Ireland has discovered a short poem by Shakespeare. It is no more than six or seven lines long. As I told you, he read it to me tonight. But it is the first new verse to be discovered in two hundred years. It is remarkable. Beautiful.”

“I have read the father’s essay in the
Gentleman’s Magazine.
He mentions only an unknown benefactor. Has his son told you anything more?”

“Nothing whatsover.” She lied easily to him.

“There can be no mistake about it?”

“None.”

He was surprised by her sudden firmness and steadiness of tone. He hoped to encourage it. “What is it that Mr. Ireland wishes me to do?”

“It is a great discovery and, naturally enough, he would like to be the one who divulges it to the world. If he writes an essay, will you place it for him?”

In truth Charles Lamb did not wish in any way to be associated with William Ireland. He was a tradesman, a shop assistant, who had made a fortunate discovery. It did not confer on him any powers of composition or invention. “Are you sure, dear, that this is the wisest course?”

“What is the alternative? This discovery is remarkable—astonishing—”

“Exactly so.
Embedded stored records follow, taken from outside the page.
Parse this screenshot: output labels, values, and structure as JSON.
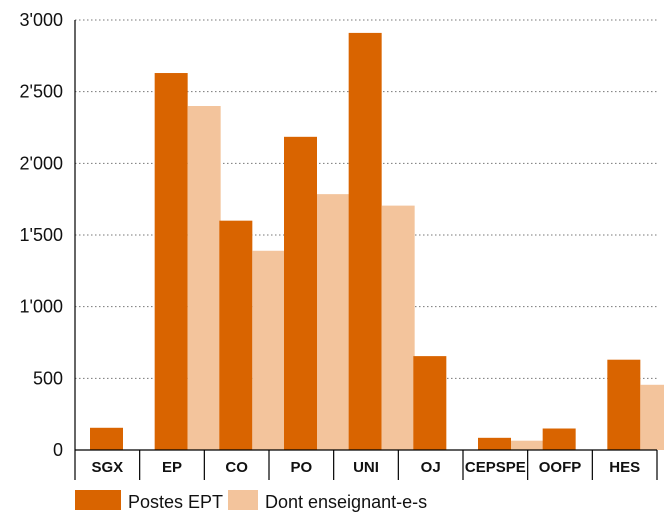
{
  "chart_data": {
    "type": "bar",
    "categories": [
      "SGX",
      "EP",
      "CO",
      "PO",
      "UNI",
      "OJ",
      "CEPSPE",
      "OOFP",
      "HES"
    ],
    "series": [
      {
        "name": "Postes EPT",
        "color": "#D96400",
        "values": [
          155,
          2630,
          1600,
          2185,
          2910,
          655,
          85,
          150,
          630
        ]
      },
      {
        "name": "Dont enseignant-e-s",
        "color": "#F3C49C",
        "values": [
          0,
          2400,
          1390,
          1785,
          1705,
          0,
          65,
          0,
          455
        ]
      }
    ],
    "y_ticks": [
      "0",
      "500",
      "1'000",
      "1'500",
      "2'000",
      "2'500",
      "3'000"
    ],
    "y_tick_values": [
      0,
      500,
      1000,
      1500,
      2000,
      2500,
      3000
    ],
    "ylim": [
      0,
      3000
    ],
    "grid": true,
    "legend_position": "bottom-left"
  }
}
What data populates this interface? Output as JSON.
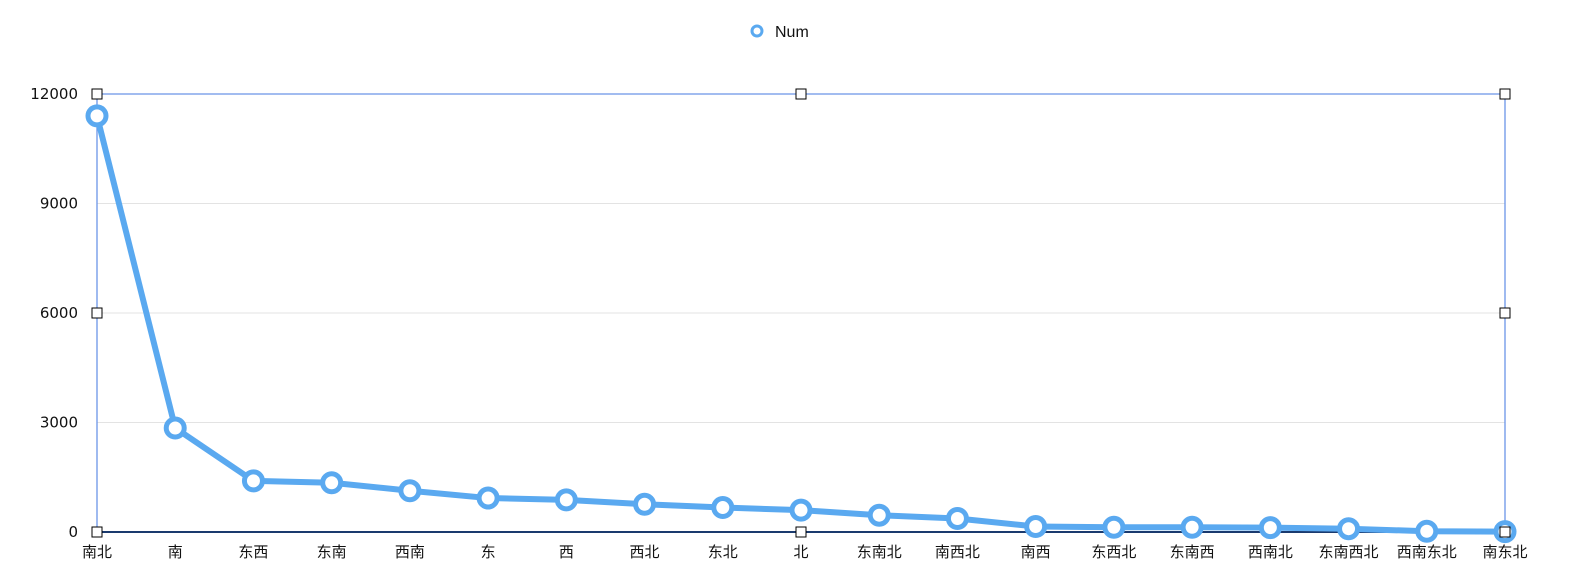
{
  "chart_data": {
    "type": "line",
    "legend": {
      "position": "top-center",
      "entries": [
        "Num"
      ]
    },
    "categories": [
      "南北",
      "南",
      "东西",
      "东南",
      "西南",
      "东",
      "西",
      "西北",
      "东北",
      "北",
      "东南北",
      "南西北",
      "南西",
      "东西北",
      "东南西",
      "西南北",
      "东南西北",
      "西南东北",
      "南东北"
    ],
    "series": [
      {
        "name": "Num",
        "color": "#5aa9f0",
        "values": [
          11400,
          2850,
          1400,
          1350,
          1130,
          930,
          880,
          760,
          670,
          600,
          460,
          370,
          150,
          130,
          130,
          120,
          90,
          20,
          10
        ]
      }
    ],
    "ylim": [
      0,
      12000
    ],
    "yticks": [
      0,
      3000,
      6000,
      9000,
      12000
    ],
    "grid": true,
    "colors": {
      "series": "#5aa9f0",
      "grid": "#e3e3e3",
      "axis": "#1a3a6e",
      "selection": "#6b95e8"
    }
  }
}
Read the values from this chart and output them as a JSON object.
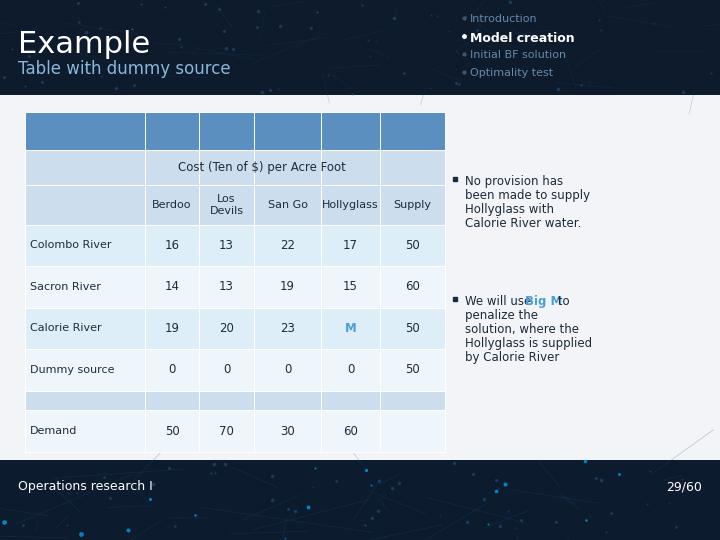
{
  "title": "Example",
  "subtitle": "Table with dummy source",
  "nav_items": [
    "Introduction",
    "Model creation",
    "Initial BF solution",
    "Optimality test"
  ],
  "nav_bold": 1,
  "col_headers": [
    "Berdoo",
    "Los\nDevils",
    "San Go",
    "Hollyglass",
    "Supply"
  ],
  "cost_header": "Cost (Ten of $) per Acre Foot",
  "row_labels": [
    "Colombo River",
    "Sacron River",
    "Calorie River",
    "Dummy source",
    "",
    "Demand"
  ],
  "table_data": [
    [
      "16",
      "13",
      "22",
      "17",
      "50"
    ],
    [
      "14",
      "13",
      "19",
      "15",
      "60"
    ],
    [
      "19",
      "20",
      "23",
      "M",
      "50"
    ],
    [
      "0",
      "0",
      "0",
      "0",
      "50"
    ],
    [
      "",
      "",
      "",
      "",
      ""
    ],
    [
      "50",
      "70",
      "30",
      "60",
      ""
    ]
  ],
  "special_cell_row": 2,
  "special_cell_col": 3,
  "special_color": "#4a9fd4",
  "row_colors": [
    "#5b8fc0",
    "#ccdded",
    "#ccdded",
    "#ddeef8",
    "#eef6fb",
    "#ddeef8",
    "#eef6fb",
    "#ccdded",
    "#eef6fb"
  ],
  "header_dark": "#0d1b2e",
  "body_bg": "#ffffff",
  "text_dark": "#1c2d3e",
  "bullet1_lines": [
    "No provision has",
    "been made to supply",
    "Hollyglass with",
    "Calorie River water."
  ],
  "bullet2_pre": "We will use ",
  "bullet2_bold": "Big M",
  "bullet2_post": " to",
  "bullet2_rest": [
    "penalize the",
    "solution, where the",
    "Hollyglass is supplied",
    "by Calorie River"
  ],
  "footer_left": "Operations research I",
  "footer_right": "29/60"
}
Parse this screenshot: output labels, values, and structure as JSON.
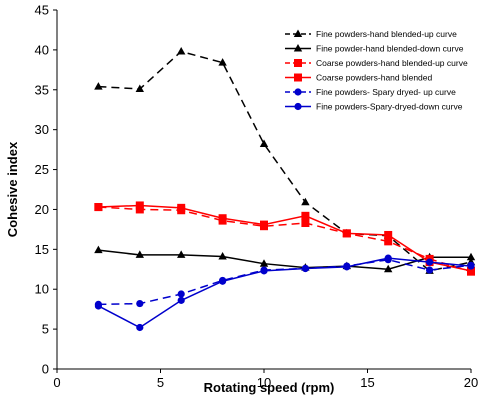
{
  "chart_data": {
    "type": "line",
    "xlabel": "Rotating speed (rpm)",
    "ylabel": "Cohesive index",
    "xlim": [
      0,
      20
    ],
    "ylim": [
      0,
      45
    ],
    "xticks": [
      "0",
      "5",
      "10",
      "15",
      "20"
    ],
    "yticks": [
      "0",
      "5",
      "10",
      "15",
      "20",
      "25",
      "30",
      "35",
      "40",
      "45"
    ],
    "grid": false,
    "legend_position": "top-right",
    "series": [
      {
        "name": "Fine powders-hand blended-up curve",
        "color": "#000000",
        "dashed": true,
        "marker": "triangle",
        "x": [
          2,
          4,
          6,
          8,
          10,
          12,
          14,
          16,
          18,
          20
        ],
        "y": [
          35.4,
          35.1,
          39.8,
          38.4,
          28.2,
          20.9,
          17.0,
          16.7,
          12.3,
          13.4
        ]
      },
      {
        "name": "Fine powder-hand blended-down curve",
        "color": "#000000",
        "dashed": false,
        "marker": "triangle",
        "x": [
          2,
          4,
          6,
          8,
          10,
          12,
          14,
          16,
          18,
          20
        ],
        "y": [
          14.9,
          14.3,
          14.3,
          14.1,
          13.2,
          12.7,
          12.9,
          12.5,
          14.0,
          14.0
        ]
      },
      {
        "name": "Coarse powders-hand blended-up curve",
        "color": "#ff0000",
        "dashed": true,
        "marker": "square",
        "x": [
          2,
          4,
          6,
          8,
          10,
          12,
          14,
          16,
          18,
          20
        ],
        "y": [
          20.3,
          20.0,
          19.9,
          18.6,
          17.9,
          18.3,
          17.0,
          16.0,
          13.8,
          12.2
        ]
      },
      {
        "name": "Coarse powders-hand blended",
        "color": "#ff0000",
        "dashed": false,
        "marker": "square",
        "x": [
          2,
          4,
          6,
          8,
          10,
          12,
          14,
          16,
          18,
          20
        ],
        "y": [
          20.3,
          20.5,
          20.2,
          18.9,
          18.1,
          19.2,
          17.0,
          16.8,
          13.4,
          12.3
        ]
      },
      {
        "name": "Fine powders- Spary dryed- up curve",
        "color": "#0000cc",
        "dashed": true,
        "marker": "circle",
        "x": [
          2,
          4,
          6,
          8,
          10,
          12,
          14,
          16,
          18,
          20
        ],
        "y": [
          8.1,
          8.2,
          9.4,
          11.1,
          12.4,
          12.6,
          12.9,
          13.7,
          12.4,
          13.0
        ]
      },
      {
        "name": "Fine powders-Spary-dryed-down curve",
        "color": "#0000cc",
        "dashed": false,
        "marker": "circle",
        "x": [
          2,
          4,
          6,
          8,
          10,
          12,
          14,
          16,
          18,
          20
        ],
        "y": [
          7.9,
          5.2,
          8.6,
          11.0,
          12.3,
          12.6,
          12.8,
          13.9,
          13.4,
          12.9
        ]
      }
    ]
  }
}
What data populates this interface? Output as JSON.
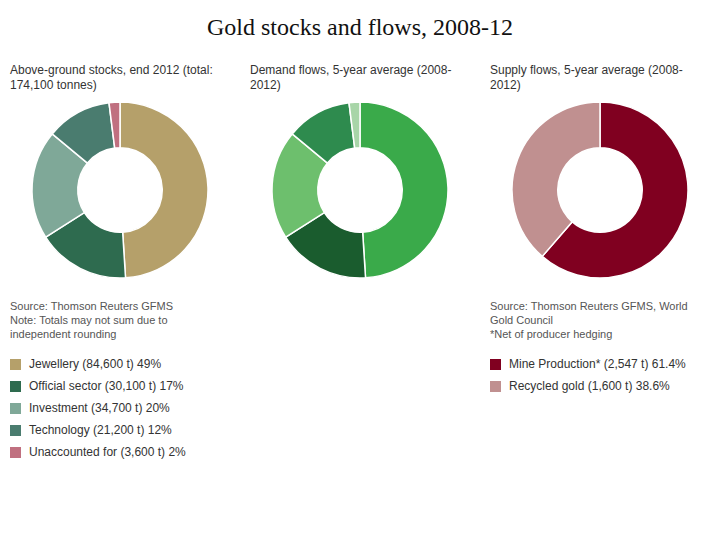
{
  "title": "Gold stocks and flows, 2008-12",
  "chart_data": [
    {
      "type": "donut",
      "title": "Above-ground stocks, end 2012 (total: 174,100 tonnes)",
      "categories": [
        "Jewellery (84,600 t) 49%",
        "Official sector (30,100 t) 17%",
        "Investment (34,700 t) 20%",
        "Technology (21,200 t) 12%",
        "Unaccounted for (3,600 t) 2%"
      ],
      "values": [
        49,
        17,
        20,
        12,
        2
      ],
      "colors": [
        "#b5a06a",
        "#2e6b4f",
        "#7fa898",
        "#4a7c6f",
        "#c07080"
      ],
      "legend": "bottom",
      "annotations": [
        "Source: Thomson Reuters GFMS",
        "Note: Totals may not sum due to independent rounding"
      ]
    },
    {
      "type": "donut",
      "title": "Demand flows, 5-year average (2008-2012)",
      "values": [
        49,
        17,
        20,
        12,
        2
      ],
      "colors": [
        "#3aaa4a",
        "#1a5c2e",
        "#6dbf6d",
        "#2e8b4e",
        "#a8d5a8"
      ]
    },
    {
      "type": "donut",
      "title": "Supply flows, 5-year average (2008-2012)",
      "categories": [
        "Mine Production* (2,547 t) 61.4%",
        "Recycled gold (1,600 t) 38.6%"
      ],
      "values": [
        61.4,
        38.6
      ],
      "colors": [
        "#800020",
        "#c09090"
      ],
      "legend": "bottom",
      "annotations": [
        "Source: Thomson Reuters GFMS, World Gold Council",
        "*Net of producer hedging"
      ]
    }
  ]
}
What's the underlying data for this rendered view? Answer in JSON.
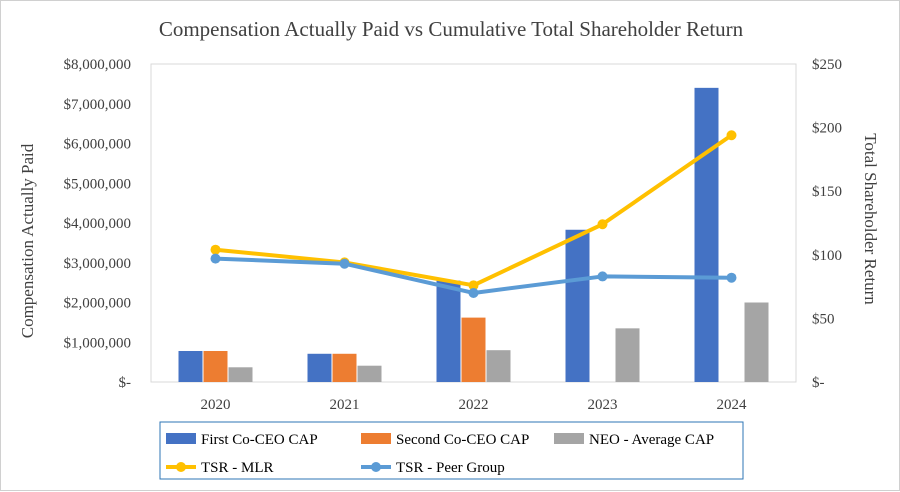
{
  "chart_data": {
    "type": "bar",
    "title": "Compensation Actually Paid vs Cumulative Total  Shareholder Return",
    "ylabel": "Compensation Actually Paid",
    "y2label": "Total Shareholder Return",
    "categories": [
      "2020",
      "2021",
      "2022",
      "2023",
      "2024"
    ],
    "ylim": [
      0,
      8000000
    ],
    "y2lim": [
      0,
      250
    ],
    "yticks": [
      "$-",
      "$1,000,000",
      "$2,000,000",
      "$3,000,000",
      "$4,000,000",
      "$5,000,000",
      "$6,000,000",
      "$7,000,000",
      "$8,000,000"
    ],
    "y2ticks": [
      "$-",
      "$50",
      "$100",
      "$150",
      "$200",
      "$250"
    ],
    "grid": false,
    "legend_position": "bottom",
    "series": [
      {
        "name": "First Co-CEO CAP",
        "type": "bar",
        "axis": "left",
        "color": "#4472c4",
        "values": [
          780000,
          710000,
          2550000,
          3830000,
          7400000
        ]
      },
      {
        "name": "Second Co-CEO CAP",
        "type": "bar",
        "axis": "left",
        "color": "#ed7d31",
        "values": [
          780000,
          710000,
          1620000,
          0,
          0
        ]
      },
      {
        "name": "NEO - Average CAP",
        "type": "bar",
        "axis": "left",
        "color": "#a5a5a5",
        "values": [
          370000,
          410000,
          800000,
          1350000,
          2000000
        ]
      },
      {
        "name": "TSR - MLR",
        "type": "line",
        "axis": "right",
        "color": "#ffc000",
        "values": [
          104,
          94,
          76,
          124,
          194
        ]
      },
      {
        "name": "TSR - Peer Group",
        "type": "line",
        "axis": "right",
        "color": "#5b9bd5",
        "values": [
          97,
          93,
          70,
          83,
          82
        ]
      }
    ]
  }
}
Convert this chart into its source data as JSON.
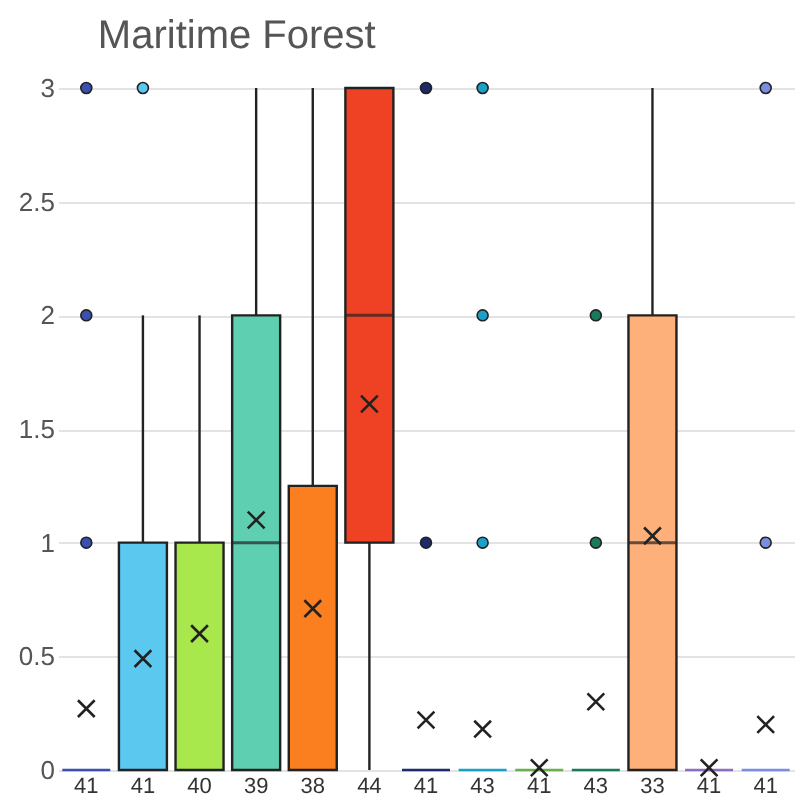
{
  "chart_data": {
    "type": "box",
    "title": "Maritime Forest",
    "categories": [
      "41",
      "41",
      "40",
      "39",
      "38",
      "44",
      "41",
      "43",
      "41",
      "43",
      "33",
      "41",
      "41"
    ],
    "boxes": [
      {
        "low": 0,
        "q1": 0,
        "median": 0,
        "q3": 0,
        "high": 0,
        "mean": 0.27,
        "outliers": [
          1,
          2,
          3
        ]
      },
      {
        "low": 0,
        "q1": 0,
        "median": 0,
        "q3": 1,
        "high": 2,
        "mean": 0.49,
        "outliers": [
          3
        ]
      },
      {
        "low": 0,
        "q1": 0,
        "median": 0,
        "q3": 1,
        "high": 2,
        "mean": 0.6
      },
      {
        "low": 0,
        "q1": 0,
        "median": 1,
        "q3": 2,
        "high": 3,
        "mean": 1.1
      },
      {
        "low": 0,
        "q1": 0,
        "median": 0,
        "q3": 1.25,
        "high": 3,
        "mean": 0.71
      },
      {
        "low": 0,
        "q1": 1,
        "median": 2,
        "q3": 3,
        "high": 3,
        "mean": 1.61
      },
      {
        "low": 0,
        "q1": 0,
        "median": 0,
        "q3": 0,
        "high": 0,
        "mean": 0.22,
        "outliers": [
          1,
          3
        ]
      },
      {
        "low": 0,
        "q1": 0,
        "median": 0,
        "q3": 0,
        "high": 0,
        "mean": 0.18,
        "outliers": [
          1,
          2,
          3
        ]
      },
      {
        "low": 0,
        "q1": 0,
        "median": 0,
        "q3": 0,
        "high": 0,
        "mean": 0.01
      },
      {
        "low": 0,
        "q1": 0,
        "median": 0,
        "q3": 0,
        "high": 0,
        "mean": 0.3,
        "outliers": [
          1,
          2
        ]
      },
      {
        "low": 0,
        "q1": 0,
        "median": 1,
        "q3": 2,
        "high": 3,
        "mean": 1.03
      },
      {
        "low": 0,
        "q1": 0,
        "median": 0,
        "q3": 0,
        "high": 0,
        "mean": 0.01
      },
      {
        "low": 0,
        "q1": 0,
        "median": 0,
        "q3": 0,
        "high": 0,
        "mean": 0.2,
        "outliers": [
          1,
          3
        ]
      }
    ],
    "colors": [
      "#3a4fb0",
      "#5bc8f0",
      "#a8e84c",
      "#5ecfb0",
      "#fb7f1e",
      "#ef4123",
      "#1f2a6b",
      "#1ba0c8",
      "#6ab04c",
      "#1a7a5e",
      "#fdb07a",
      "#8a6fc0",
      "#7b8de0"
    ],
    "ylim": [
      0,
      3
    ],
    "yticks": [
      0,
      0.5,
      1,
      1.5,
      2,
      2.5,
      3
    ],
    "grid": "y",
    "marker": "cross"
  }
}
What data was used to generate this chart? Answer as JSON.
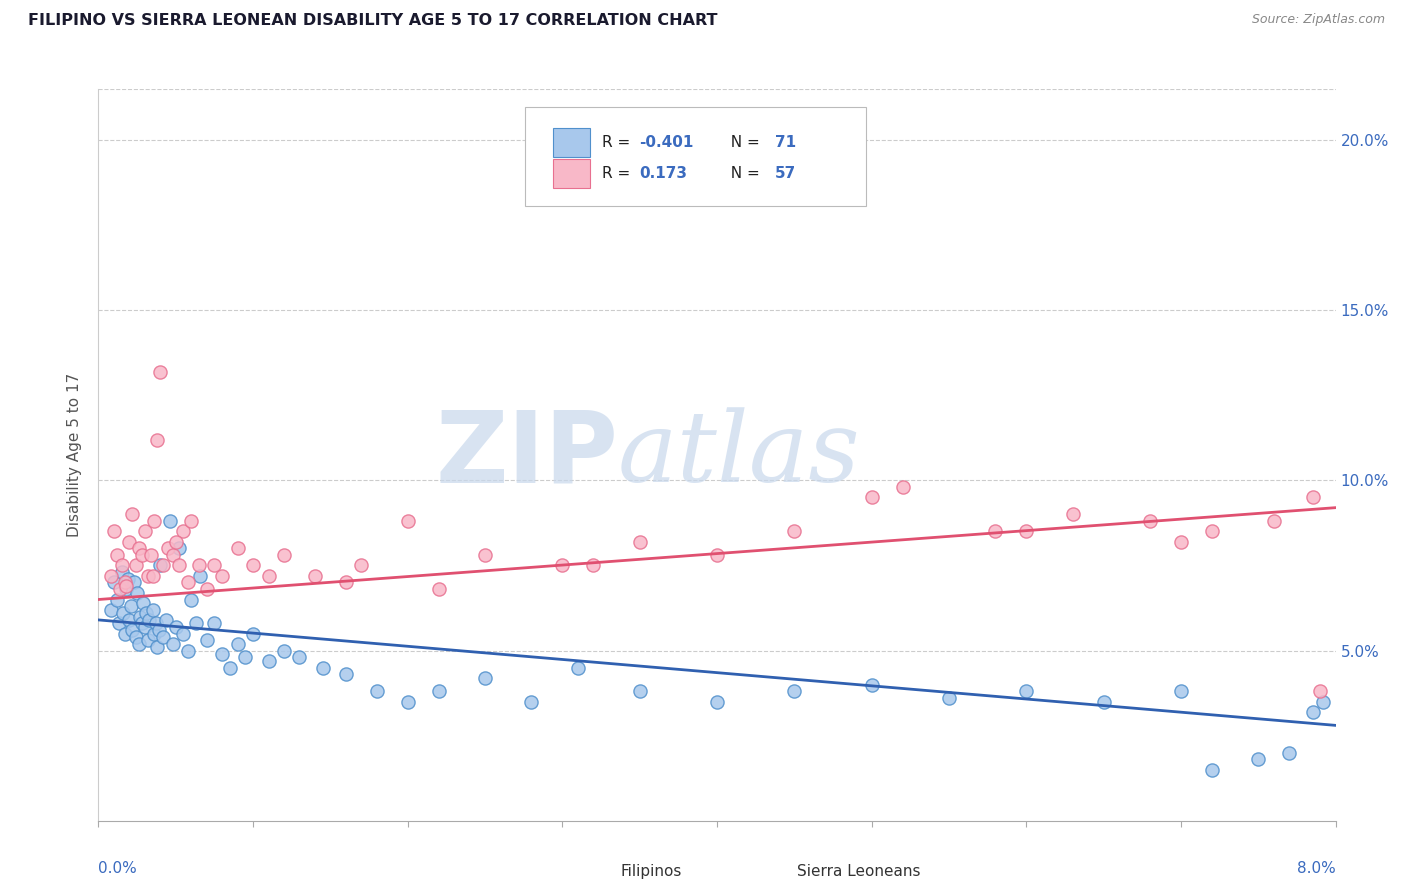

It must be properly described and documented.”

“I see. You do not think Mr. Ireland capable of any proper style.”

“I cannot tell, of course, but is it likely? Is it even possible? He has had no education, by his own account. He was raised entirely by his father.”

“Did Shakespeare have any proper education? I am surprised at you, Charles.”

“He is no Shakespeare.”

“I suppose that only you have the skill to compose literary paragraphs. You think a great deal of yourself, Charles.” Mary’s anger seemed to have returned. She bit her under-lip and turned away from him.